Which is something the American people should have been given an honest opportunity to debate, but Obama and his allies were too busy blowing smoke about a brilliant technocratic reinvention of the insurance industry, under the wise guiding hand of the omni-competent State… okay, stop laughing, that’s what these people really believe, and they made you pay for it.
They made you pay a lot for it. That train wreck of an ObamaCare website ended up costing us nearly $2 billion altogether. (Wouldn’t you have preferred the Department of Health and Human Services to spend that money on oh, say, Ebola preparedness instead?) The cost of Medicaid rose from $265 billion to $305 billion in just the first year of fully-functional ObamaCare, and it’s projected to double over the coming decade. Subsidies for non-Medicaid enrollees were $17 billion in ObamaCare Year One, but they’re projected by the Congressional Budget Office to soar 800 percent within ten years. “The combined $707 billion that the federal government will spend on Medicaid and ObamaCare subsidies in 2024 is roughly equal to the $716 billion the CBO estimates the government will spend on national defense that year,” CNS News tartly observes.

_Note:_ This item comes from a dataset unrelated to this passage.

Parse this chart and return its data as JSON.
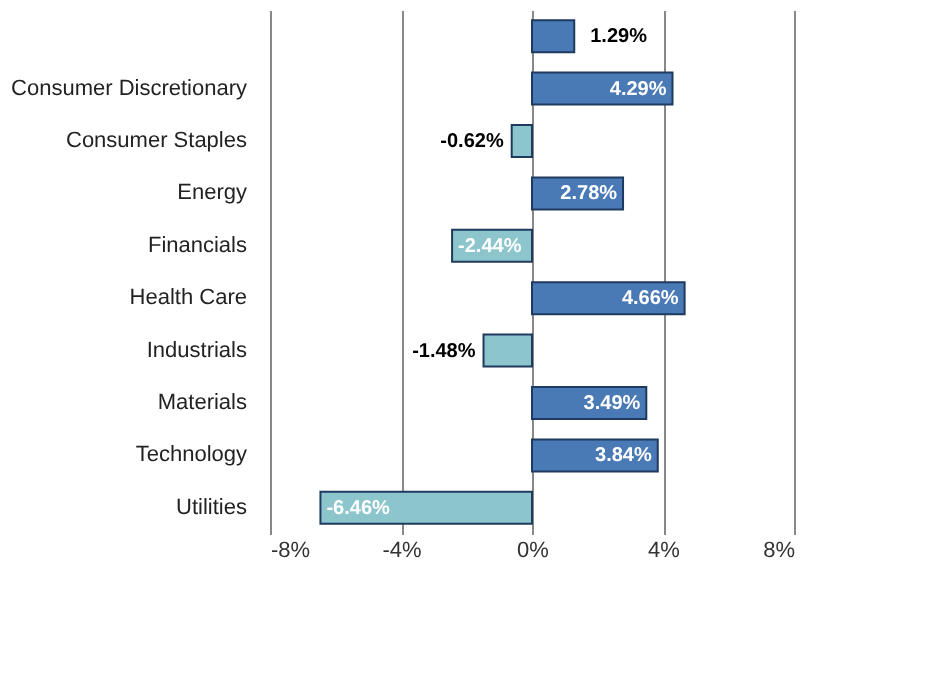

Meanwhile, insurance premiums are rising by so much that the numbers had to be kept secret from the American people until after the midterm elections, and insurance deductibles have gotten so out of hand under ObamaCare that many of its “enrollees” are afraid to use their “benefits.” Many of them end up doing exactly what ObamaCare was supposed to prevent people from doing: marching into hospital emergency rooms to get “free” care. The huge constellation of new taxes swirling around ObamaCare will drain more money from the private sector in various ways; the widely hated medical-device tax has been credited with killing over 30,000 jobs all by itself, and is so toxic that a couple of weeks ago, Hillary Clinton spent a full five minutes stammering nonsense to avoid answering a question about whether she would support repealing it.
That all adds up to a huge amount of money confiscated, and wealth destroyed, in the service of ObamaCare. Arguments will rage forever about how much health care spending would have risen without the program, and how many peripheral costs should be figured into the total bill. (Let us postulate that if you’re one of the people who lost his job because of the medical device tax, you probably take a dimmer view of ObamaCare than a previously uninsured person with pre-existing conditions who now has a health-insurance policy, 80 percent of which is paid for by other people.)
But look at those enrollment numbers from the Daily Signal again. 6.3 million people bought policies, but 3.8 million lost the insurance they used to have – a net increase of a paltry 2.5 million paying customers. How can anyone argue that the immense cost to the American people as a whole – to say nothing of the burden placed on countless People Who Work Hard and Play By the Rules who got sandbagged by insurance cancellations and premium hikes – justifies such a modest achievement? And that’s without getting into customer satisfaction, which isn’t great for ObamaCare, even among the previously uninsured. Medicaid is not well-loved by its beneficiaries, either, which is something we should have discussed at length before shoveling another 6 million people into a program with chronic fiscal problems.
Forget about the cost, and ObamaCare, like many other government programs, looks a lot better.. which is why you should never, ever forget about the cost.